David Hovis: In January of this year, Mr. Penske and one of the arms of Penske Corporation called Penske Entertainment completed the purchase of Indianapolis Motor Speedway and the IndyCar Series. For the Indy 500 having be run without fans was a very tough decision for Mr. Penske because of the high regard he holds for that race, for the mystique, and the tradition, and the pageantry that includes the fans. We were up close, front and center to that decision on a smaller level. But obviously, it's a part of our company that now are the stewards of Indianapolis Motor Speedway. For me personally, the coronavirus means no travel. I've only traveled to one race this year, and that was the first IMSA race, 24 Hours of Daytona. Since then it's been working remotely. A lot of us have figured out and improved upon the ways where you can work remotely.
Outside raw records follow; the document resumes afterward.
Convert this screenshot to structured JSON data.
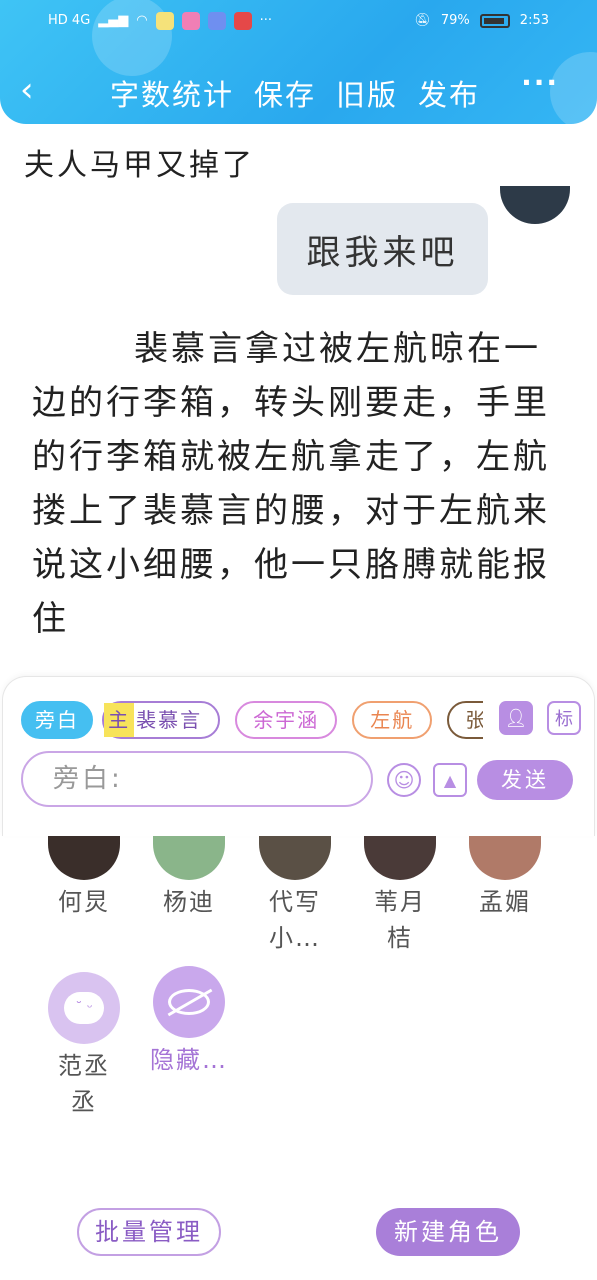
{
  "status_bar": {
    "network": "HD 4G",
    "battery": "79%",
    "time": "2:53"
  },
  "nav": {
    "back_icon": "chevron-left-icon",
    "items": [
      "字数统计",
      "保存",
      "旧版",
      "发布"
    ],
    "more_label": "···"
  },
  "chat": {
    "speaker_line": "夫人马甲又掉了",
    "bubble_text": "跟我来吧",
    "narration": "裴慕言拿过被左航晾在一边的行李箱，转头刚要走，手里的行李箱就被左航拿走了，左航搂上了裴慕言的腰，对于左航来说这小细腰，他一只胳膊就能报住"
  },
  "composer": {
    "chips": [
      {
        "label": "旁白"
      },
      {
        "tag": "主",
        "label": "裴慕言"
      },
      {
        "label": "余宇涵"
      },
      {
        "label": "左航"
      },
      {
        "label": "张"
      }
    ],
    "mark_label": "标",
    "placeholder": "旁白:",
    "send_label": "发送"
  },
  "roles": [
    {
      "name": "何炅"
    },
    {
      "name": "杨迪"
    },
    {
      "name": "代写小…"
    },
    {
      "name": "苇月桔"
    },
    {
      "name": "孟媚"
    },
    {
      "name": "范丞丞"
    },
    {
      "name": "隐藏…"
    }
  ],
  "footer": {
    "batch_label": "批量管理",
    "new_label": "新建角色"
  },
  "colors": {
    "header": "#29a8ee",
    "accent_purple": "#b88ee3",
    "narration_chip": "#45bff1"
  }
}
It’s always going to be more beneficial if you're actually at the events you're covering. When the situation arises, it's become clear that it can be done. It can be done with less of a crew and done just as well, if need be, from a remote location. I'd rather be at the racetrack covering the race. But that's been obviously the biggest change thanks to coronavirus is the lack of travel.

Michael Lynch: When this pandemic has passed, will you be traveling again? Will people really be on site as much? Or do you think we've gotten a new paradigm here?

David Hovis: I don't want to speak for NASCAR or IndyCar or IMSA, but I would think that they're are going to be some changes and shifts in the way things are done. I don't know if I would call it a paradigm shift, but I think you will see some of the protocols and processes that have been forced into place because of the pandemic will stick around. I do think that it's going to change all sports, not just motor sports, but all sports. What that's going to look like moving forward into 2021, I'm not sure.

Michael Lynch: What would you suggest to someone who is thinking about going into sports marketing or public relations, or just making a shift in their career?

David Hovis: As it relates to motor sports in general, I would tell them to be prepared to start off and do anything that they could to get their foot in the door. It's really hard. That's something that my eyes have been open to more in the past few years than maybe they ever have been is how hard it really is now to get into the marketing communications department of racing. There aren't many of us. There are more football teams and Major League Baseball teams than there are the top NASCAR Cup Series teams or the IndyCar teams that you identify with those particular series. I would say be persistent, get as much experience as you can. I know that a lot of people that are going to make a career change don't want to drop down and grab experience working at your local short track, if that your local short track is even up and running these days. But, that's kind of what you have to do just to build upon that experience. Stay on top of social media, and the changing landscape and environment of social media. That's always going to be something that you can hang your hat on.